The original video (below) was posted to YouTube in March by one Alexander Atamanov. After doing a bit of research, Vice discovered that Atamov was the founder of Hoversurf, a hovercraft development company. Passionate about technology, he seems to have designed this shooting robot just for fun and doesn’t seem to be inspired by any military ambitions – even though he has officially dubbed this dog “Skynet”, as stated on his Facebook account.

Although it looks like the Spot robot from Boston Dynamics, this model is completely different – as Vice journalists remind, there are many fakes of this robot on the market. The model shown in this video appears to be a UnitreeYusu product that can be found on AliExpress for around $3,000. The weapon is most likely a PP-19 Vityaz, a Russian-made submachine gun.

Please note that on these sides of the robot there are decals: on one side the Russian flag, on the other – the head of a wolf. This wolf head insignia is commonly associated with Russian special operations forces (or spetsnaz), the magazine reports. But it can be bought in different places, and therefore its presence does not mean that the special forces have armed themselves with killer robot dogs … The armored vehicle that we see in the video also confirms the Russian origin of the video: it is a BDRM-2, a Russian vehicle, recognizable by the triangular door, which was recently noticed in Ukraine.

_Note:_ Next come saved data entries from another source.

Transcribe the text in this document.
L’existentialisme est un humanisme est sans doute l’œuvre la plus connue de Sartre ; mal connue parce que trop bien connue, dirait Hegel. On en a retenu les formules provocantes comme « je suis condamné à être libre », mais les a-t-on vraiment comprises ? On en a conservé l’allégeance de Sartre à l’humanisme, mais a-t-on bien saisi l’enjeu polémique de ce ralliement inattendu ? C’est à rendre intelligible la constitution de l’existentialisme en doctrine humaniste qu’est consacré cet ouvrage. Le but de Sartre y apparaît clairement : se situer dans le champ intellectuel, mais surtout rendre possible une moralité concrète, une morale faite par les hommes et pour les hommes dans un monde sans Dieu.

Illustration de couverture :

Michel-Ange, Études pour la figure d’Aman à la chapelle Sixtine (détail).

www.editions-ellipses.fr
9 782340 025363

Technology that is difficult to regulate

Boston Dynamics robot dogs are not officially intended for use in armed conflicts. As a rule, they are assigned more “solid” functions, such as performing agricultural work (guarding, crop control, etc.) or inspecting places that are dangerous to humans. American law enforcement agencies use it for surveillance purposes, which is not always welcomed by the population.

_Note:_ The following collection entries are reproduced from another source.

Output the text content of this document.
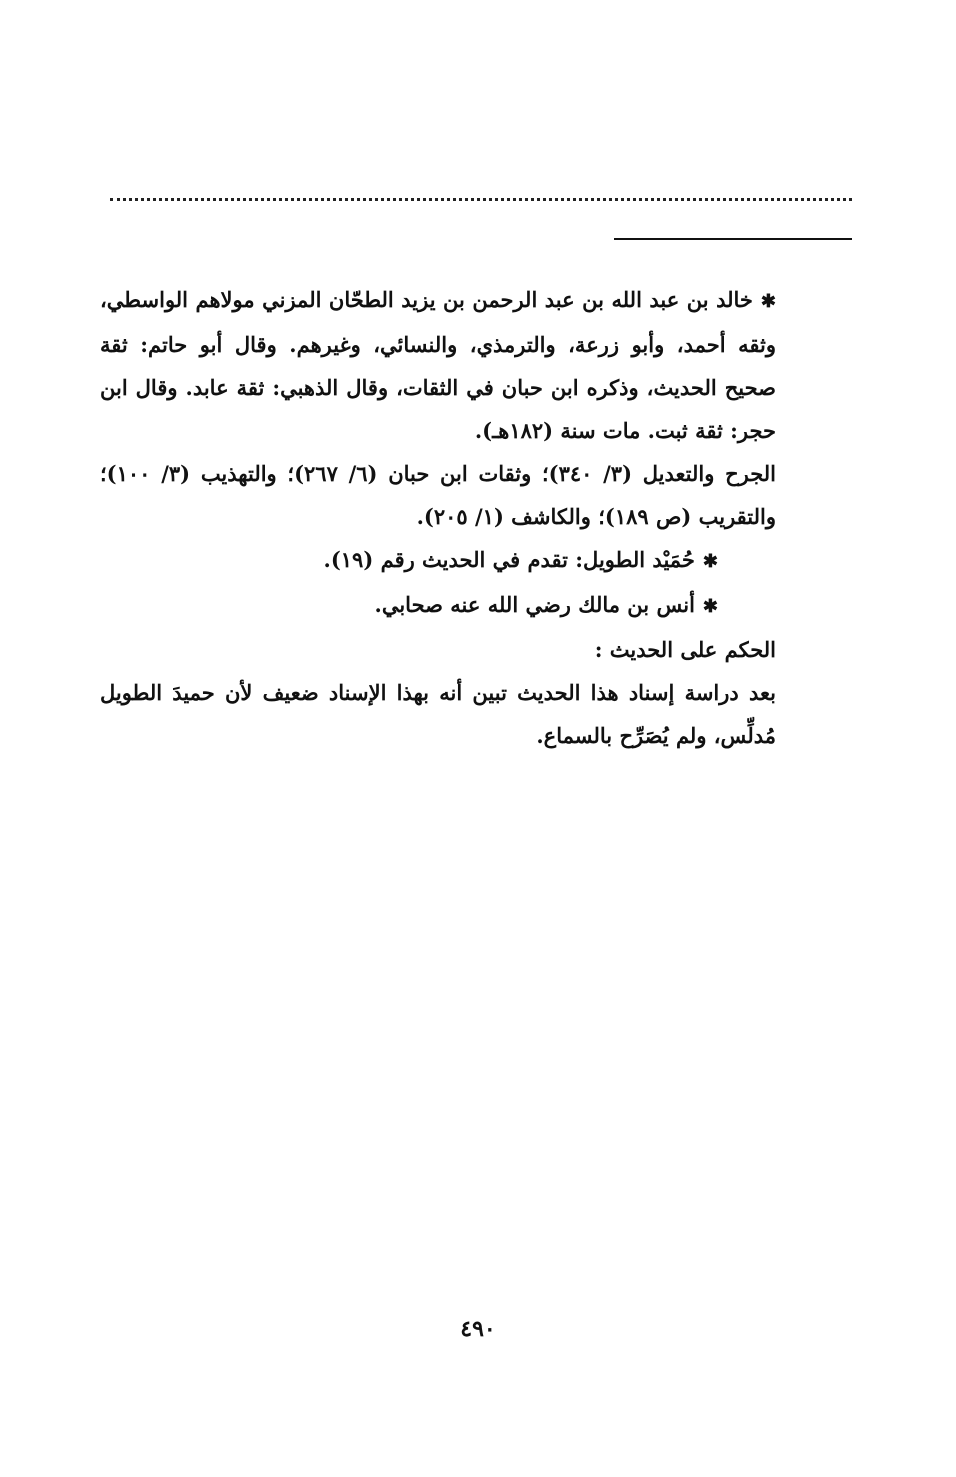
✱خالد بن عبد الله بن عبد الرحمن بن يزيد الطحّان المزني مولاهم الواسطي، وثقه أحمد، وأبو زرعة، والترمذي، والنسائي، وغيرهم. وقال أبو حاتم: ثقة صحيح الحديث، وذكره ابن حبان في الثقات، وقال الذهبي: ثقة عابد. وقال ابن حجر: ثقة ثبت. مات سنة (١٨٢هـ).

الجرح والتعديل (٣/ ٣٤٠)؛ وثقات ابن حبان (٦/ ٢٦٧)؛ والتهذيب (٣/ ١٠٠)؛ والتقريب (ص ١٨٩)؛ والكاشف (١/ ٢٠٥).

✱حُمَيْد الطويل: تقدم في الحديث رقم (١٩).

✱أنس بن مالك رضي الله عنه صحابي.

الحكم على الحديث :

بعد دراسة إسناد هذا الحديث تبين أنه بهذا الإسناد ضعيف لأن حميدَ الطويل مُدلِّس، ولم يُصَرِّح بالسماع.

٤٩٠
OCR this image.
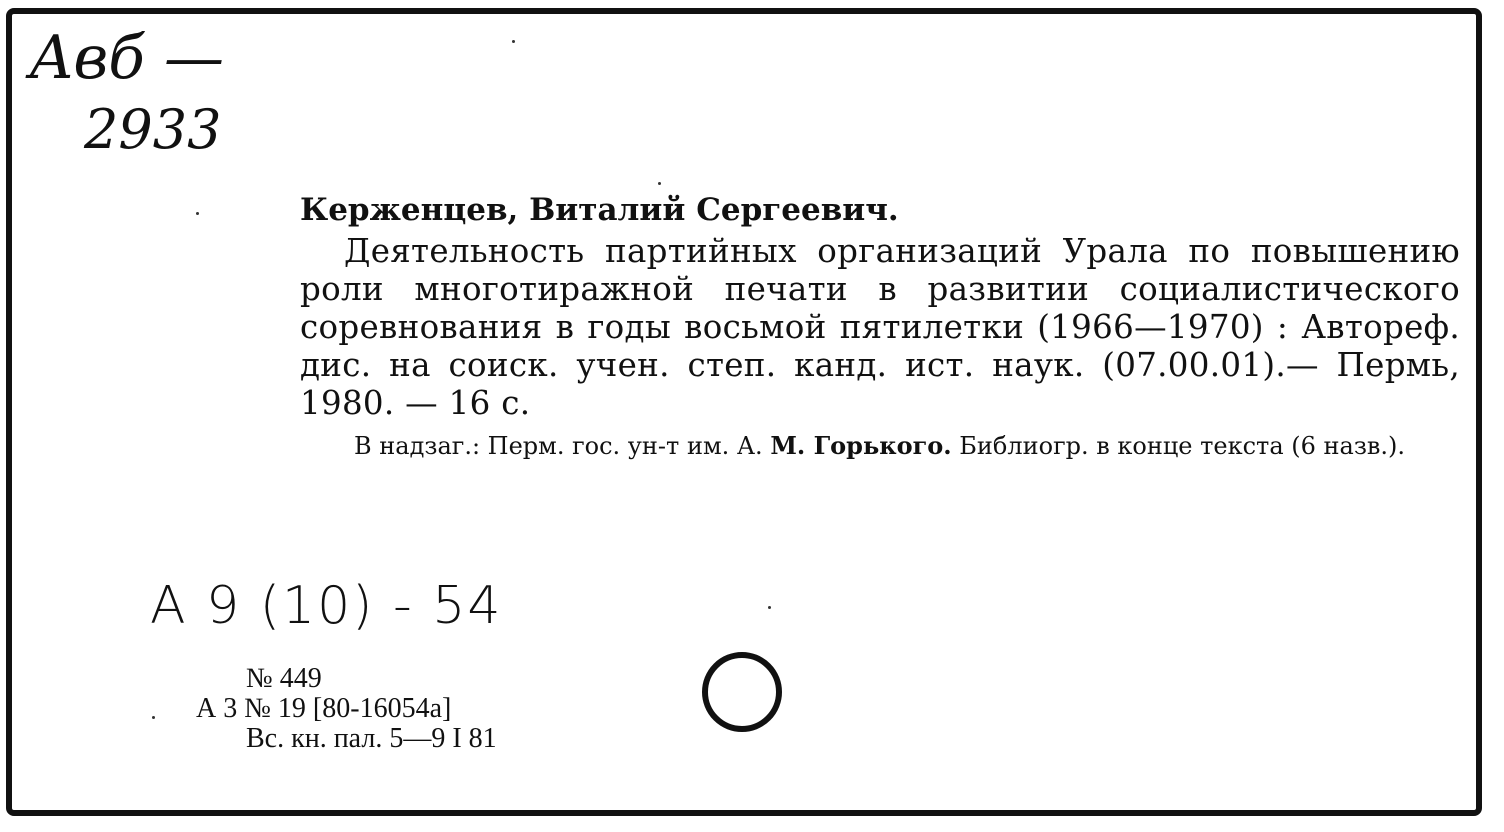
Aвб —
2933

Керженцев, Виталий Сергеевич.

Деятельность партийных организаций Урала по повышению роли многотиражной печати в развитии социалистического соревнования в годы восьмой пятилетки (1966—1970) : Автореф. дис. на соиск. учен. степ. канд. ист. наук. (07.00.01).— Пермь, 1980. — 16 с.

В надзаг.: Перм. гос. ун-т им. А. М. Горького. Библиогр. в конце текста (6 назв.).

А 9 (10) - 54
№ 449
А 3 № 19 [80-16054а]
Вс. кн. пал. 5—9 I 81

However, Spot robots have already been used in a military context – always for reconnaissance – including during military exercises conducted by the French army. According to The Verge magazine, Boston Dynamics VP of Business Development Michael Perry stated at the time that the robot was supplied by European distributor Shark Robotics and that the US firm was not informed of this particular use.

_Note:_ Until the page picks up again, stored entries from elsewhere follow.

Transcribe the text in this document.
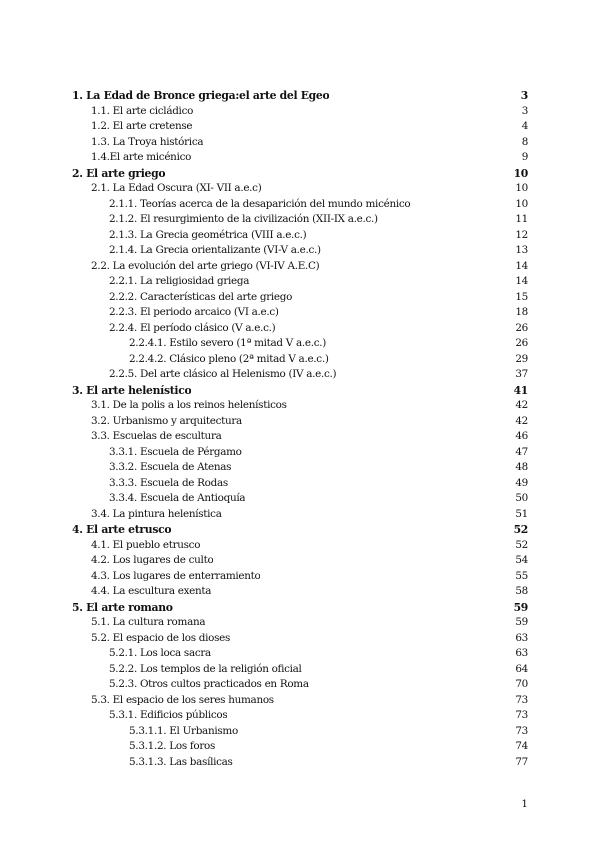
1. La Edad de Bronce griega:el arte del Egeo	3
1.1. El arte cicládico	3
1.2. El arte cretense	4
1.3. La Troya histórica	8
1.4.El arte micénico	9
2. El arte griego	10
2.1. La Edad Oscura (XI- VII a.e.c)	10
2.1.1. Teorías acerca de la desaparición del mundo micénico	10
2.1.2. El resurgimiento de la civilización (XII-IX a.e.c.)	11
2.1.3. La Grecia geométrica (VIII a.e.c.)	12
2.1.4. La Grecia orientalizante (VI-V a.e.c.)	13
2.2. La evolución del arte griego (VI-IV A.E.C)	14
2.2.1. La religiosidad griega	14
2.2.2. Características del arte griego	15
2.2.3. El periodo arcaico (VI a.e.c)	18
2.2.4. El período clásico (V a.e.c.)	26
2.2.4.1. Estilo severo (1ª mitad V a.e.c.)	26
2.2.4.2. Clásico pleno (2ª mitad V a.e.c.)	29
2.2.5. Del arte clásico al Helenismo (IV a.e.c.)	37
3. El arte helenístico	41
3.1. De la polis a los reinos helenísticos	42
3.2. Urbanismo y arquitectura	42
3.3. Escuelas de escultura	46
3.3.1. Escuela de Pérgamo	47
3.3.2. Escuela de Atenas	48
3.3.3. Escuela de Rodas	49
3.3.4. Escuela de Antioquía	50
3.4. La pintura helenística	51
4. El arte etrusco	52
4.1. El pueblo etrusco	52
4.2. Los lugares de culto	54
4.3. Los lugares de enterramiento	55
4.4. La escultura exenta	58
5. El arte romano	59
5.1. La cultura romana	59
5.2. El espacio de los dioses	63
5.2.1. Los loca sacra	63
5.2.2. Los templos de la religión oficial	64
5.2.3. Otros cultos practicados en Roma	70
5.3. El espacio de los seres humanos	73
5.3.1. Edificios públicos	73
5.3.1.1. El Urbanismo	73
5.3.1.2. Los foros	74
5.3.1.3. Las basílicas	77
1
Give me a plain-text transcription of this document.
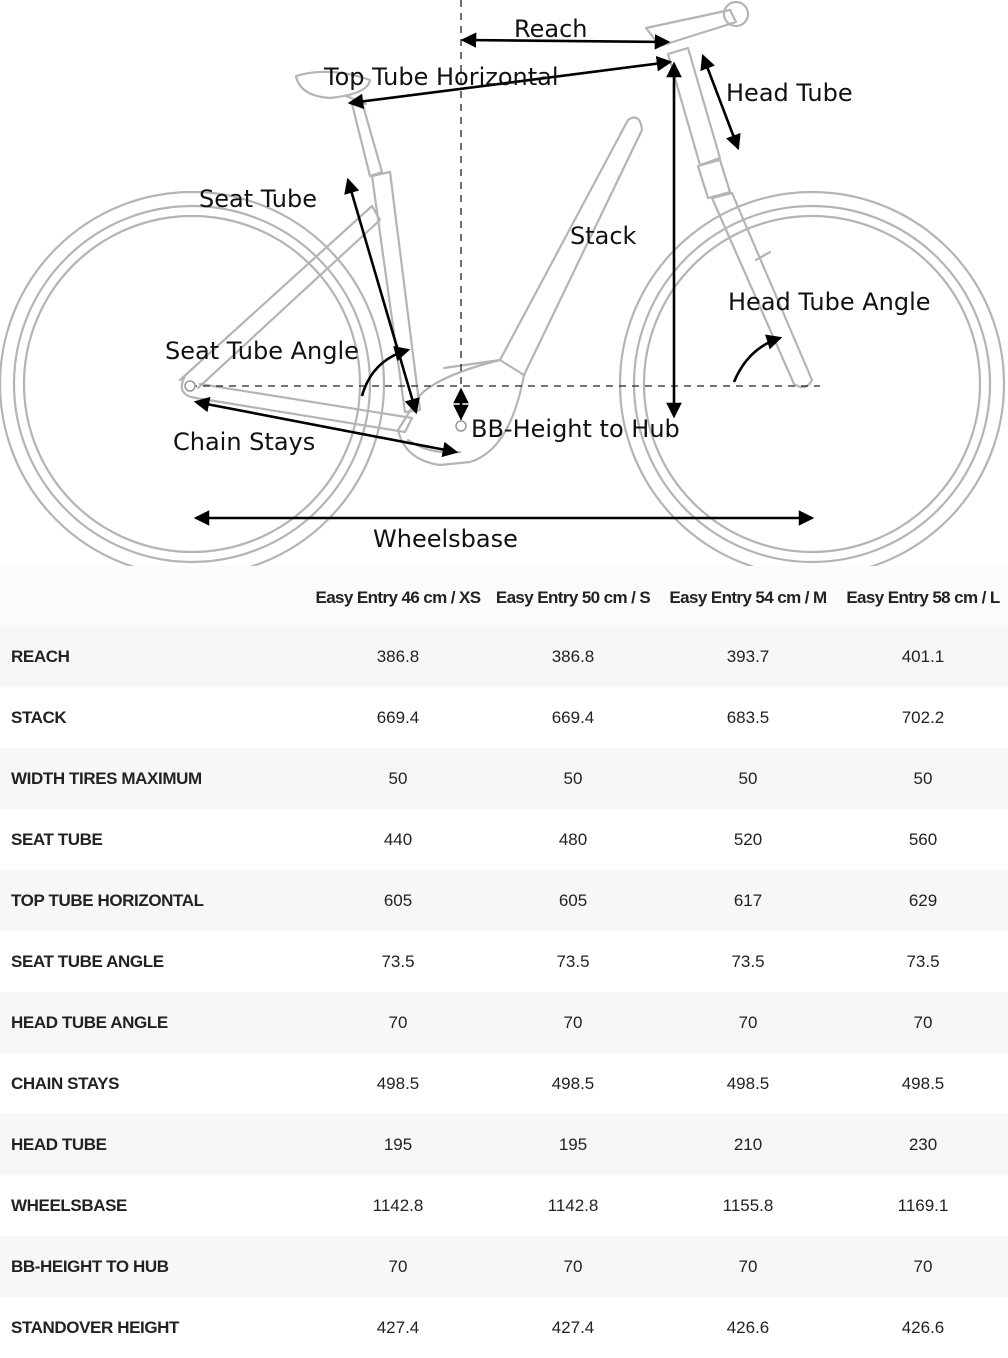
Reach
Top Tube Horizontal
Head Tube
Seat Tube
Stack
Head Tube Angle
Seat Tube Angle
Chain Stays	BB-Height to Hub
Wheelsbase
	Easy Entry 46 cm / XS	Easy Entry 50 cm / S	Easy Entry 54 cm / M	Easy Entry 58 cm / L
REACH	386.8	386.8	393.7	401.1
STACK	669.4	669.4	683.5	702.2
WIDTH TIRES MAXIMUM	50	50	50	50
SEAT TUBE	440	480	520	560
TOP TUBE HORIZONTAL	605	605	617	629
SEAT TUBE ANGLE	73.5	73.5	73.5	73.5
HEAD TUBE ANGLE	70	70	70	70
CHAIN STAYS	498.5	498.5	498.5	498.5
HEAD TUBE	195	195	210	230
WHEELSBASE	1142.8	1142.8	1155.8	1169.1
BB-HEIGHT TO HUB	70	70	70	70
STANDOVER HEIGHT	427.4	427.4	426.6	426.6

Namely, that Boston Dynamics considers it a point of honor that its machines never turn on. The terms and conditions governing the robot dog explicitly prohibit its use “to injure or intimidate a person or animal, as a weapon or to enable the use of a weapon” or “for any illegal or super-dangerous purpose.” Therefore, point robots have never been equipped with weapons (at least as far as we know).

This does not apply to the Q-UGV, which can be equipped with an automatic sniper rifle developed by Ghost Robotics in partnership with weapons manufacturer SWORD International. Unveiled in October 2021 at the US Army Association’s annual conference, this “killing machine” is capable of hitting a target at a distance of 1,200 meters. Opinions about this technique are divided. While some see it as a springboard to a dark and dangerous world devoid of morality and ethics, others see little difference between these armed robotic dogs and drones or other autonomous ground weapons already deployed.

It should be noted that to date, the use of lethal autonomous weapons is not regulated, despite several unsuccessful attempts by the UN to ban them. The United States and Russia, as well as other countries developing such weapons, strongly oppose any restrictions in this area.

Back to top button

Adblock Detected

Please consider supporting us by disabling your ad blocker.